We opened the ‘stockings’ we’d laid out the night before (she filled mine and I filled hers. Last year we’d bumped heads stuffing stockings at the same time). Each was full of funny low-priced gifts. Thanks to the stress of the wedding, I’d bought all mine on the internet. I had no idea when Rosie had done her shopping. Soon my bed was covered in ripped paper and in amongst chocolates, a notebook, an exceptionally cute stuffed llama, and a festive bra and panty set in red with white faux fur trim, there was a packet of condoms with ‘not to be used until the New Year’ on them.

I raised an eyebrow. ‘I don’t remember mentioning those when I wrote to Santa.’

‘He knows you’ve been a good girl this year but he also knows you’re going to be a bad girl very soon.’ She winked at me. ‘And he wants you to be prepared.’

Rosie was as subtle as a kick in the stomach from a reindeer.

I was pretty pleased with the presents I’d chosen for her, and as well as the small things I gave her my main gift—a leather handbag in a soft shade of cappuccino she’d admired in the market back in November.

‘I love it.’ She cooed over it and then threw me an enigmatic look. ‘Your big present is coming later.’

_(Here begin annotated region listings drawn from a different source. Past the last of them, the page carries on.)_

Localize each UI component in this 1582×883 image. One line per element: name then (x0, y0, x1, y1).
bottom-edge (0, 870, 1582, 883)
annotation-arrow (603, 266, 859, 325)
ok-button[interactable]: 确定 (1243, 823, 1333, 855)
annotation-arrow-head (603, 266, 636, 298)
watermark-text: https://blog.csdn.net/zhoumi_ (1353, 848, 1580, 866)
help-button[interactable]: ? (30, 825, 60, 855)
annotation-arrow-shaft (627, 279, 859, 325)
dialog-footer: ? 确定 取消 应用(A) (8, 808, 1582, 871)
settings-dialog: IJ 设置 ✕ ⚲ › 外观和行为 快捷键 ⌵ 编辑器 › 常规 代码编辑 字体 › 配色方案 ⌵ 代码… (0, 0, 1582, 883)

I wondered how my present could be coming later when there were no deliveries on Christmas Day, but I had no time to dwell on it because we were expecting a load of people and we had to produce food.

Surrendering to the inevitable cooking marathon, I showered quickly and teamed my favorite skinny jeans with thigh-length boots and a cute shirt with shell buttons. Underneath I was wearing my new festive underwear (including the bra, in case you were wondering. Never let it be said I don’t learn from my mistakes).